Gentiloni sagte, er habe diese Reaktion aus Deutschland erwartet und nannte sie eine "langjährige Sichtweise, die wir auswendig kennen". Deutschland lehnte in der Vergangenheit wiederholt den Versuch stark verschuldeter Euro-Länder ab, die auf eine Vergemeinschaftung der Schulden drängten.
Rom hingegen will keinen Einsatz des ESM, der 2012 während der europäischen Schuldenkrise eingerichtet wurde, in der aktuellen Corona-Krise. Das Argument: Bereits hoch verschuldete Länder wie Italien würden ungerechterweise bestraft werden, indem der ESM den betroffenen Ländern neue und unerreichbare Bedingungen für die Sanierung seiner öffentlichen Finanzen auferlege.
"Niemand verlangt von Europa, dass es Staatsschulden übernimmt", sagte Italiens Ministerpräsident Giuseppe Conte am Montag der spanischen Zeitung "El Pais". Corona-Bonds seien spezifisch auf die aktuelle Krise zugeschnitten. Es handele sich um "ein gemeinsames europäisches Schuldinstrument, das es uns erlaubt, diesen Krieg so schnell wie möglich zu gewinnen, um die Wirtschaft wieder zu beleben", fügte er hinzu.

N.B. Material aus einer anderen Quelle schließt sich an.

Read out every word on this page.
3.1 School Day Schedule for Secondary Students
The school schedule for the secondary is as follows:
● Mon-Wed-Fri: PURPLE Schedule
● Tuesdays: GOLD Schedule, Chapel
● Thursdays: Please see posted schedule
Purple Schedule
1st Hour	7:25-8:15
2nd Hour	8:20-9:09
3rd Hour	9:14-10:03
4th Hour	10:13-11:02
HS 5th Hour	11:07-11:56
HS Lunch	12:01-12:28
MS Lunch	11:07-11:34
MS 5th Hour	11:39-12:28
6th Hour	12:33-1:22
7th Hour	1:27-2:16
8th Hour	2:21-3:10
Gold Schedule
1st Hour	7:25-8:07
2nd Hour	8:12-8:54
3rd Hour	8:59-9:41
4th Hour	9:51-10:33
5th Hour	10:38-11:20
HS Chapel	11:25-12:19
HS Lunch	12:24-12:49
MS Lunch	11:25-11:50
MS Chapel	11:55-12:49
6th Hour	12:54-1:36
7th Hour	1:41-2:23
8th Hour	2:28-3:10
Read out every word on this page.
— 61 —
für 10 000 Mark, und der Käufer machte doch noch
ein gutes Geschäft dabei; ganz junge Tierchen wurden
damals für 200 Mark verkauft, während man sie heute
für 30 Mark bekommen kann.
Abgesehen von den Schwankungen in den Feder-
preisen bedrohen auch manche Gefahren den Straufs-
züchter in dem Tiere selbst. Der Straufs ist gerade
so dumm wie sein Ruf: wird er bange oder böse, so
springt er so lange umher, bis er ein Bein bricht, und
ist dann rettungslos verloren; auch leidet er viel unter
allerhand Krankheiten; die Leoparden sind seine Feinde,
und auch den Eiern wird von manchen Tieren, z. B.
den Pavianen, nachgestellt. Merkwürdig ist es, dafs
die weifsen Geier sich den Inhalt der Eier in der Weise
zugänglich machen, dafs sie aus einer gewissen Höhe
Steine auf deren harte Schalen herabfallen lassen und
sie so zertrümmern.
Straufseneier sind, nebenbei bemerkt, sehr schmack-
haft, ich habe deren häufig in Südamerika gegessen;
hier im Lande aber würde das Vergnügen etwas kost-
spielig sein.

Ein Sprecher von EU-Kommissionschefin Ursula von der Leyen warnte jedoch davor, dass gewisse Einwände gegen eine gemeinsame Kreditaufnahme unüberwindbar sein könnten. Einige Mitgliedsstaaten hatten auf "spezifische Zwänge hingewiesen", sagte Sprecher Eric Mamer. "Diese Zwänge sind vorhanden. Und wir können sie uns nicht einfach wegwünschen."